В Германии требования конституций[25] возникли также не из желания законности, но были следствием распространения французских мнений, перешедших в политические учения их профессоров, из кабинета смотревших на жизнь государства. Если бы требования верховных переобразований выросли самобытно на германской почве, то они, быть может, носили бы с собою<?> и формы особенно ей соответственные. Всего вероятнее, что тогда они созревали бы незаметно, а не в насильственных переворотах.
Испания и Италия[26] так же очевидно дышат одними французскими мыслями и хватаются за них так страстно только с отчаяния от внутренних неустройств и всеобщей беззаконности и от тяжести чужеземного насилия. <л. 10 об.> В России же бояться развития духа законности оттого, что он может привести ее к беспорядочным требованиям чужеземной конституции, — значит не знать истории, не знать сердца человеческого и, особенно, не знать России.
Подобные стремления в ней могли возникать только в очень молодых людях, ослепленных иностранными теориями, или в людях, крайне страдающих именно от недостатка общей законности. В народе же самая любовь к Царю есть собственно остаток прежнего уважения к закону, так что если последнее совсем исчезнет, то и первое поколеблется.
В государствах, где верховная власть не ограничена, общественные и политические перевороты совершаются тем легче, чем менее законности упрочено на всех ярусах государственного здания и чем более политическое общество зависит от личных произволений<?> частных людей.
К тому же перевес произволений<?> частных личностей над законами уже сам собою составляет ограничение верховной власти и самое худшее, думаю даже, самое <нрзб.> для власти.

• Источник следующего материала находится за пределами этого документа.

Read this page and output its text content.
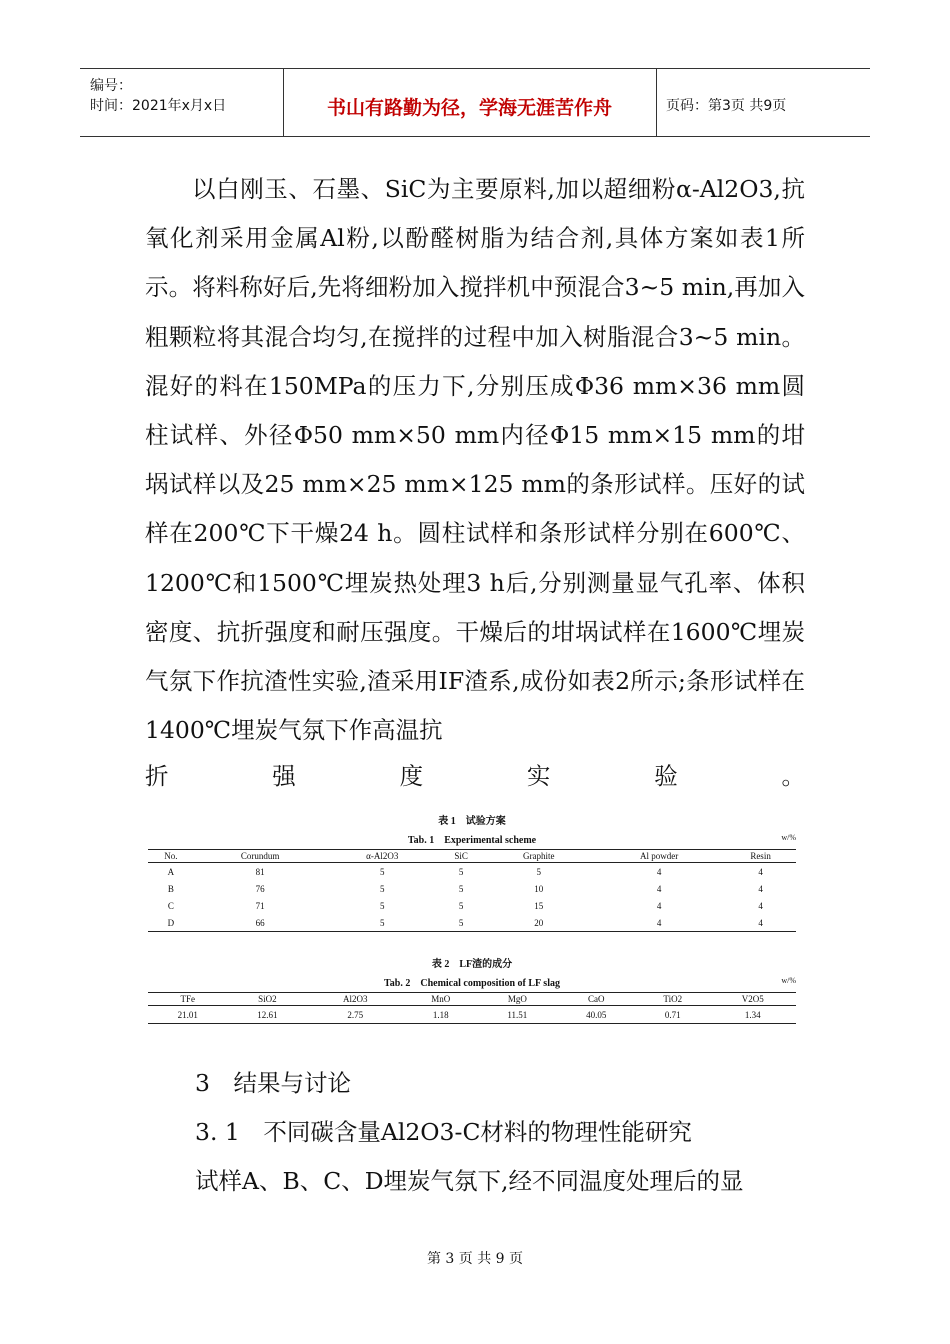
编号：
时间：2021年x月x日	书山有路勤为径，学海无涯苦作舟	页码：第3页 共9页

以白刚玉、石墨、SiC为主要原料,加以超细粉α-Al2O3,抗氧化剂采用金属Al粉,以酚醛树脂为结合剂,具体方案如表1所示。将料称好后,先将细粉加入搅拌机中预混合3~5 min,再加入粗颗粒将其混合均匀,在搅拌的过程中加入树脂混合3~5 min。混好的料在150MPa的压力下,分别压成Φ36 mm×36 mm圆柱试样、外径Φ50 mm×50 mm内径Φ15 mm×15 mm的坩埚试样以及25 mm×25 mm×125 mm的条形试样。压好的试样在200℃下干燥24 h。圆柱试样和条形试样分别在600℃、1200℃和1500℃埋炭热处理3 h后,分别测量显气孔率、体积密度、抗折强度和耐压强度。干燥后的坩埚试样在1600℃埋炭气氛下作抗渣性实验,渣采用IF渣系,成份如表2所示;条形试样在1400℃埋炭气氛下作高温抗

折	强	度	实	验	。
表 1　试验方案
Tab. 1　Experimental scheme	w/%
No.	Corundum	α-Al2O3	SiC	Graphite	Al powder	Resin
A	81	5	5	5	4	4
B	76	5	5	10	4	4
C	71	5	5	15	4	4
D	66	5	5	20	4	4
表 2　LF渣的成分
Tab. 2　Chemical composition of LF slag	w/%
TFe	SiO2	Al2O3	MnO	MgO	CaO	TiO2	V2O5
21.01	12.61	2.75	1.18	11.51	40.05	0.71	1.34
3　结果与讨论
3. 1　不同碳含量Al2O3-C材料的物理性能研究
试样A、B、C、D埋炭气氛下,经不同温度处理后的显
第 3 页 共 9 页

<л. 11> Фирманы султана, несмотря на его наружное самодержавие, не исполняются в Турции, когда они противоречат воле пашей[27], из которых каждый по временам задумывается о том, как бы самому захватить верховную власть; ибо где нет законности в основе общественного устройства, там всего зыбче место верховной власти.
Этим-то собственно и отличается самодержавие от деспотизма, что в первом, как, например, было в Пруссии до 46-го года[28], все связаны законами, кроме верховного властителя, поддерживающего их силу и святость для собственной своей выгоды, между тем как в деспотическом правлении все слуги власти самодержавны, насильственно ограничивая таким образом своею беззаконностию самодержавие высшего законоблюстителя.
Впрочем, надобно сказать, что если страсть к конституциям, соединенная с насильственными переворотами, основанная на книжных теориях и <нрзб.> мечтаниях, есть действительно великое зло для государства, то, напротив, развитие весомой и твердой законности в народе, если бы и могло через известное время иметь косвенным последствием своим нравственное ограничение верховной власти, связавшей себя своим собственным обычно<?> законным образом действия и затруднившей себе <л. 11 об.> возможность уклонения в произвольные действия силой собственной привычки к законности и твердостию<?> общественного порядка, согласно с нею самой и с потребностями народа устроенного, — то такое ограничение не было бы зло ни для народа, ни для самой верховной власти. Напротив, это высший идеал власти, к которому она должна стремиться для собственной выгоды и для высшего блага Отечества. Но ограничение власти было бы так же мало для нее стеснительно, как ограничение, происходящее от уважения законов совести, стеснительно для честного человека. Человек тем свободнее, чем легче ему действовать по законам совести, и тем зависимее от внешних понуждений, чем более подчиняется страсти. Так и власть тем сильнее и <нрзб.>, чем правильнее и чем согласнее с законами и духом государства, и тем слабее и ломче, чем более подвержена прихотливым увлечениям личности.